Best books… Edward Stourton
The veteran journalist and broadcaster picks his favourite books. In a new memoir, Confessions: Life Re-examined (Doubleday £20), he reflects wryly and candidly on his life as a reporter and the events that shaped it
Scoop by Evelyn Waugh, 1938 (Penguin £9.99). The funniest and truest novel about journalism. The hapless Boot, Lord Copper of the Daily Beast, the roguish Sir Jocelyn Hitchcock, star of the Daily Brute – we reporters have known real-life versions of them all, and drunk with them at the bar of Ishmaelia’s Liberty Hotel. And we have all tried to deflect a foolish boss with some variant of “Up to a point, Lord Copper”.
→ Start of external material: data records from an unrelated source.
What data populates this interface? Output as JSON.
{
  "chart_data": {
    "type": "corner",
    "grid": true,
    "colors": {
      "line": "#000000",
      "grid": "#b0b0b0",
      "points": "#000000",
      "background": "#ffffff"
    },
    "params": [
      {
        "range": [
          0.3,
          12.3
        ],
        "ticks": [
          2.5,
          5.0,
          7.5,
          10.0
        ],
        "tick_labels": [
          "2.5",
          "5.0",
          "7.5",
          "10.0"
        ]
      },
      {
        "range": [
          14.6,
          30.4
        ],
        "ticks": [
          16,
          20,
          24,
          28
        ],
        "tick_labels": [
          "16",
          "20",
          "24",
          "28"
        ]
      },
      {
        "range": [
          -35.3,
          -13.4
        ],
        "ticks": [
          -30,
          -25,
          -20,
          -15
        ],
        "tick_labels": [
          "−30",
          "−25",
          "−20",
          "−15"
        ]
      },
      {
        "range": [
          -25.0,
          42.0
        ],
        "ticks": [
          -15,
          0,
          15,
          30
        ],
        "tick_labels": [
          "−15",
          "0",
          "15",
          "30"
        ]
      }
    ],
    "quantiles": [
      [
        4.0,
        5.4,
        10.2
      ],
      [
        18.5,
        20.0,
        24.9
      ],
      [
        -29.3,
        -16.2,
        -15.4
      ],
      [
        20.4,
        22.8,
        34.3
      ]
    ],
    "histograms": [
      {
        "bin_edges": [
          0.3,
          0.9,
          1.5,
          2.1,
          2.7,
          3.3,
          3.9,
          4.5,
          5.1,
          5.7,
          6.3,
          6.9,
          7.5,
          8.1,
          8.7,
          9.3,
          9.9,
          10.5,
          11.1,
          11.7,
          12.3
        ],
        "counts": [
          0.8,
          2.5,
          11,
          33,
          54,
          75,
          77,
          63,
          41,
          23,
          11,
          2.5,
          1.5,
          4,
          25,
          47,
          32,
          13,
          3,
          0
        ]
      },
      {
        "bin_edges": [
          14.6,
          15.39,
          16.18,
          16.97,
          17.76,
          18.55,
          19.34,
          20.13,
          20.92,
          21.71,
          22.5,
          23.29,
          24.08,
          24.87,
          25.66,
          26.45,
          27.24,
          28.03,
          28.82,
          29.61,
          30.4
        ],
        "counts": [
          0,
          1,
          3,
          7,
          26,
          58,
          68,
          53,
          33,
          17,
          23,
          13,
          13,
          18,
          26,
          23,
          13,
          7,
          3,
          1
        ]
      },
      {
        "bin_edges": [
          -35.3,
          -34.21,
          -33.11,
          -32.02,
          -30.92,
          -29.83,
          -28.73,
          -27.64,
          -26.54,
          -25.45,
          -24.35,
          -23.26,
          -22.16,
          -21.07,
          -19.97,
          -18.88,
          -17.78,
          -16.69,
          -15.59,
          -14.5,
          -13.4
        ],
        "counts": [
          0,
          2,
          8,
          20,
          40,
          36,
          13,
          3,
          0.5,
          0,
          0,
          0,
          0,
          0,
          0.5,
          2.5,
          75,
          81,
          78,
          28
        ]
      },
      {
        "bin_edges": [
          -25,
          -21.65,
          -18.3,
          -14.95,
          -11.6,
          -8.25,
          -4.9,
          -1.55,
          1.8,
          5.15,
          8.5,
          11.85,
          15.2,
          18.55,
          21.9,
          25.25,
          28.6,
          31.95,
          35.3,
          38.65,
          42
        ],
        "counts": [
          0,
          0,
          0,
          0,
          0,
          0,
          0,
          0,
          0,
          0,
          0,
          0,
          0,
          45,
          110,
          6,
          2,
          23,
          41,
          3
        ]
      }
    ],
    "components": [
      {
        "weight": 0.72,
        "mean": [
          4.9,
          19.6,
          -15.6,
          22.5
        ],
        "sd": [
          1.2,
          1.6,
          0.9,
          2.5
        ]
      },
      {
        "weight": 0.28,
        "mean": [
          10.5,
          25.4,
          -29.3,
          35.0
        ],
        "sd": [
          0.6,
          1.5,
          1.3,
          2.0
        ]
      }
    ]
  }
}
Brewer’s Dictionary of Phrase and Fable by E. Cobham Brewer, 1870 (Chambers £35). Everything is so easy to look up online now, my once-treasured reference books lie unconsulted. I miss the serendipitous discoveries they offer. Look up “cabinet minister” in Brewer (“these ministers are permitted to consult the Sovereign in the private cabinet of the palace”) and you’ll discover that “cabbage” as a verb means “to filch” (as in “Your tailor, instead of shreds, cabbages whole yards of cloth”).
A Certain Idea of France: The Life of Charles de Gaulle by Julian T. Jackson, 2018 (Penguin £18.99). A lifetime’s work, and all the years of scholarship really show. The endlessly complex character of France’s greatest 20th century leader is revealed in full, and the narrative is gripping.
Anna Karenina by Leo Tolstoy, 1877 (Penguin £8.99). Beyond compare. Not for the doomed heroine and her stiff lover, but for the warmth and sometimes the chaos of Levin and Kitty’s marriage.
Herzog by Saul Bellow, 1964 (Penguin £9.99). The first sentence is enough to know you will enjoy the ride: “If I am out of my mind, it’s all right with me, thought Moses Herzog.” The story of a “great sufferer, joker and moaner, cuckold, charmer, a man of our time” is also the great novel of the American century. In fact, having pulled it off the shelf for this piece, I am going to reread it. Starting now.